Protecting Sexual Freedoms

By Stephen Cox

Published December 7, 2006

The conservative media obsession with Columbia, recently manifested in an obsession with our sex lives, is hilarious. But I see a serious side to all of it as well, especially to the latest round of moralism. The problem with the "University of Havana North" garbage is an old one-angry neoconservatives attacking the source of the facts that undermine their philosophy. With the recent episode, however, we have a return to an even earlier battle.

The fact that major news outlets think it is acceptable to speak with revulsion about clubs established for those seeking safe exploration of sexual alternatives is a sign of a real threat to sexual liberation and social freedom. Columbia has struggled to become a place in which the austere, repressive sexual politics that dominated society for most of recent history are absent. Students are vigorously protected from harassment, but consensual exploration and honesty have been encouraged. Groups like Go Ask Alice! have worked to create a safe environment for sexual discussion and, yes, sex. Student groups have struggled to break taboos and open dialogue on issues that are important to the student body, no matter how deviant from the residual puritanism of the American sexual mainstream. Put more bluntly, we have worked to form a campus on which real sexual liberation and equality can be achieved. In doing so, we have tried to spurn the more common American college culture of rampant chauvinism, gay bashing, and marginalization of the weird "biggest losers on campus" who Ann Coulter sneers at in her recent Fox interview with John Gibson on the subject of sex at Columbia.

I do not attempt to judge our success. But I will say that the goals of the actions I described are more than worthy-they are necessary. As many of us experienced in high school and still see even in oh-so-progressive Morningside Heights, much of the progress supposedly made in the days of the sexual revolution appears to have been reversed. In much of America, sex is again a topic to be swept under the table, and the predictable pattern of shame, suppression, and gender discrimination results. Members of the Columbia community should be lauded for their attempts to reverse this trend, and members of the media should be shamed for bolstering it.

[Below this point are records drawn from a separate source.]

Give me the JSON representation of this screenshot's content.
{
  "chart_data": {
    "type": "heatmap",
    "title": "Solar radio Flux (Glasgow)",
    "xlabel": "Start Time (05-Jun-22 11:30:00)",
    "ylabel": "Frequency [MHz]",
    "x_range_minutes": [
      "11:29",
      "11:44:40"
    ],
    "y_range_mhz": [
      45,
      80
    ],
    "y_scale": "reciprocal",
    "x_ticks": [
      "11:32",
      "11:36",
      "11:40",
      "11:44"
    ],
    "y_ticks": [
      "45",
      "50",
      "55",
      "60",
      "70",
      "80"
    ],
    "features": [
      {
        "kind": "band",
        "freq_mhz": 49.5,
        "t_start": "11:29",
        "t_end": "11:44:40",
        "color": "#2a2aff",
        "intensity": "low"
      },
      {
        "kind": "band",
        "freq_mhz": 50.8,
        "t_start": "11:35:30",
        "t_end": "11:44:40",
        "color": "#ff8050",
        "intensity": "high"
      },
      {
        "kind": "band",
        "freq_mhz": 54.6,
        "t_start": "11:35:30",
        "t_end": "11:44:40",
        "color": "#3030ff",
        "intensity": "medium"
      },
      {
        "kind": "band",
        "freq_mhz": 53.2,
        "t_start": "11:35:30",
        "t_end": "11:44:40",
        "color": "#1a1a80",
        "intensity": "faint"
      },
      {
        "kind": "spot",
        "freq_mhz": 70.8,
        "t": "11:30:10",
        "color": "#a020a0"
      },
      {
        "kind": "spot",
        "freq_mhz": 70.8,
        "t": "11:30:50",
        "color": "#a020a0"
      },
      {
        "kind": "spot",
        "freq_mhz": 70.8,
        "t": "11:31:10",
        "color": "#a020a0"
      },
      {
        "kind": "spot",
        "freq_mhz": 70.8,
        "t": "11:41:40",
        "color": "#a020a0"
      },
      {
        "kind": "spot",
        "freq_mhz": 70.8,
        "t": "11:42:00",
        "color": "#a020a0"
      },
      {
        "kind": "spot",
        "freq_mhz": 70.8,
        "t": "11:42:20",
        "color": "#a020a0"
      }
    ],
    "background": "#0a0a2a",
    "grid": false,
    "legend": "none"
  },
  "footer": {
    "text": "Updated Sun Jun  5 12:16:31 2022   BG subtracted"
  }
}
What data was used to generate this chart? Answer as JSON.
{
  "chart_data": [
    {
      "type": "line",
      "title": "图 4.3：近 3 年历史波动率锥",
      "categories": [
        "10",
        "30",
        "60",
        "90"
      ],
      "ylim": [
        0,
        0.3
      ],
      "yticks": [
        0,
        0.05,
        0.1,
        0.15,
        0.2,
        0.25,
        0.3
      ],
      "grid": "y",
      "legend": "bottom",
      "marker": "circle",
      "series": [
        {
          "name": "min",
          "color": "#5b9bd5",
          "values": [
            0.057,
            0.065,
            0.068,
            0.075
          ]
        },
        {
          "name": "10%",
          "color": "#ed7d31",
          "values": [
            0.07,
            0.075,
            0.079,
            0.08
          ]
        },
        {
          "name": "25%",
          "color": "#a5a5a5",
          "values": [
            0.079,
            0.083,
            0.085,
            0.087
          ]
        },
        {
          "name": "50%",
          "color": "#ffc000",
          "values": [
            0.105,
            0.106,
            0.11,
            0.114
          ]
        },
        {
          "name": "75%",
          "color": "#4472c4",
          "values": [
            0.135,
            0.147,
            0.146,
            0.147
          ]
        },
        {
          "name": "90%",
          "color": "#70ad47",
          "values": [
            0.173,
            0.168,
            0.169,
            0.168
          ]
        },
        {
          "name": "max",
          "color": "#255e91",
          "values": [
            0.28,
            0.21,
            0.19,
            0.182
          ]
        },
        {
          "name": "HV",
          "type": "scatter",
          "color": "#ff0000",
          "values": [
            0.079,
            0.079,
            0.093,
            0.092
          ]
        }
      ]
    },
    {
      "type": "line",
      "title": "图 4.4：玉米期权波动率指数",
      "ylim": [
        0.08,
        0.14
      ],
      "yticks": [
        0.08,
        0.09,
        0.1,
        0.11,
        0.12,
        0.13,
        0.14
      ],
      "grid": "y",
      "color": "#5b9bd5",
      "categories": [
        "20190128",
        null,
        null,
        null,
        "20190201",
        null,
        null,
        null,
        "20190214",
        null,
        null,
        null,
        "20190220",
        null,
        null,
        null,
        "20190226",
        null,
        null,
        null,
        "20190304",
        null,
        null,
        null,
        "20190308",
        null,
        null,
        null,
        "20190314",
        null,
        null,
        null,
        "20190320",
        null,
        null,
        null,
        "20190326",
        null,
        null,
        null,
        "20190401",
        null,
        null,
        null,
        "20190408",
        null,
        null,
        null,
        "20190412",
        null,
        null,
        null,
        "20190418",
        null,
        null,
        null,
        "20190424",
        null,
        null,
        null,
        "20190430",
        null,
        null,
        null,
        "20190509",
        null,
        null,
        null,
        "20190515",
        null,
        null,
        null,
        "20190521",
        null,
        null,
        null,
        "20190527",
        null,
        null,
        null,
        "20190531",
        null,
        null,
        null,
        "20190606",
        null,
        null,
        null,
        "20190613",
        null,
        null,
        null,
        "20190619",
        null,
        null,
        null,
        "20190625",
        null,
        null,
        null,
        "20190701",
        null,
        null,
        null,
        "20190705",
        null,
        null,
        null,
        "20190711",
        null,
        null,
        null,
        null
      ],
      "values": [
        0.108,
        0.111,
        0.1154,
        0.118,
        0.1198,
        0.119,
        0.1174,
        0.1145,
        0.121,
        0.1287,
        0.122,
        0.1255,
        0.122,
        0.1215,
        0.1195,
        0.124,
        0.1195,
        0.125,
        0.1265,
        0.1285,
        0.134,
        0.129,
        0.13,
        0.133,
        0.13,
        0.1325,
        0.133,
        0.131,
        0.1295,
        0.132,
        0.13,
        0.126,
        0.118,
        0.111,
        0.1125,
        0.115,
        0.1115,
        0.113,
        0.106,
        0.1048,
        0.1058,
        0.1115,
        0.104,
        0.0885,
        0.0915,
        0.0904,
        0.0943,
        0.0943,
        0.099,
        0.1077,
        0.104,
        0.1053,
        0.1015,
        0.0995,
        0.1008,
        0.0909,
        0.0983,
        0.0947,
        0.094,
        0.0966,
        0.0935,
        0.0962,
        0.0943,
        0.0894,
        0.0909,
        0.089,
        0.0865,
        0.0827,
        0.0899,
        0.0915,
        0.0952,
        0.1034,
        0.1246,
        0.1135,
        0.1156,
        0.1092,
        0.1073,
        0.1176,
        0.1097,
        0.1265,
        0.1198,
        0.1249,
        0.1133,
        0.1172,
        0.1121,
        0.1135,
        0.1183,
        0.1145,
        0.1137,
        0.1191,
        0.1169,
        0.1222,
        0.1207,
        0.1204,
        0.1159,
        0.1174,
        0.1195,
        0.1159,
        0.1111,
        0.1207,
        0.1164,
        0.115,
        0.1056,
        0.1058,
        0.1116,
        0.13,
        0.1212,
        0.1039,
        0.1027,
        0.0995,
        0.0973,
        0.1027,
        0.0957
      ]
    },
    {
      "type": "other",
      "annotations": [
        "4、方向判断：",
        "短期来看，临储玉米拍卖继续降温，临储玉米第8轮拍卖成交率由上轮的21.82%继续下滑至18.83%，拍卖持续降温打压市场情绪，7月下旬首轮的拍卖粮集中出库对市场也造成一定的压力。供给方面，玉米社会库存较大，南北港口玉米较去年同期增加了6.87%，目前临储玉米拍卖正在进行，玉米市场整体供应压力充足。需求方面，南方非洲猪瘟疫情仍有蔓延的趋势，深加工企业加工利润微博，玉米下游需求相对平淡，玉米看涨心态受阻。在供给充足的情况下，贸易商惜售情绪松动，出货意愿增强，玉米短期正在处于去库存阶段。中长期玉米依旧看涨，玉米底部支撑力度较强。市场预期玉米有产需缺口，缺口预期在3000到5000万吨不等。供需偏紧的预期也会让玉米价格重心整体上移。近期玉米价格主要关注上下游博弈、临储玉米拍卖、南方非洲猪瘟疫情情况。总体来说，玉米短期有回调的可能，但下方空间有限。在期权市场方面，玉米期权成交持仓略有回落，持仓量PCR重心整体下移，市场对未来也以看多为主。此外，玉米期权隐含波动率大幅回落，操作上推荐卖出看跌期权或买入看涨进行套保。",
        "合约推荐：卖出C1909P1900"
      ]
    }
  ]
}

These cultural conservatives are not just attacking Columbia, they are using us as a proxy for the fact-loving intellectual left, and now, sexual progressivism. Our response has been one of dismissal so far-appropriate given the absurdity of the attacks. But we should also respond seriously to the broader attack on progress in sexual and gender equity and liberation in a society in which these things are far from assured.

All people have a right to a lifestyle that does not meet the approval of Ann Coulter's evangelical "sex club," which she seems to mistakenly believe constitutes the mainstream to Columbia's immoral fringe. In 1999, Paul Weyrich-the man who coined the term "moral majority"-surveyed the wreckage of the Republican scheme to impeach Bill Clinton and wrote in an open letter to conservatives, "I no longer believe that there is a moral majority. I do not believe that a majority of Americans actually shares our values." He continued, "I believe that we probably have lost the culture war." Weyrich watched voters reject the agenda of the conservative movement, and we have now seen them reject its leaders.

Why? Because the majority of Americans do not subscribe to Weyrich's vision of morality. We believe in personal freedom and we would prefer that our government keeps its eyes away from our personal lives and its hands out of our pants. We know that majoritarian moral politics have never been the American way, and even the opportunists of the Republican Party have turned on conservatism in the aftermath of the 2006 election. I was surprised to find myself agreeing with former House Majority Leader Dick Armey, R-TX, who recently said that Christian conservatives have become so powerful "to a large extent, because [Focus on the Family leader James] Dobson and his gang of thugs are real nasty bullies." He even labeled the Republican behavior during the Terri Schiavo disgrace "demagoguery," saying, "Demagoguery doesn't work unless it's dumb ... These issues are easy for the intellectually lazy and can appeal to a large demographic."

It seems that the only thing Armey had wrong was the size of the demographic. Watching the end of Movement Conservatism in 2006, I can only wonder about the future of the Republican Party. America is not the place for moralizing reactionaries, but there is a gaping hole in American politics where the Rockefeller Republicans used to be. Let us hope that this party returns to its small government roots and abandons the hateful far right of Ann Coulter and John Gibson.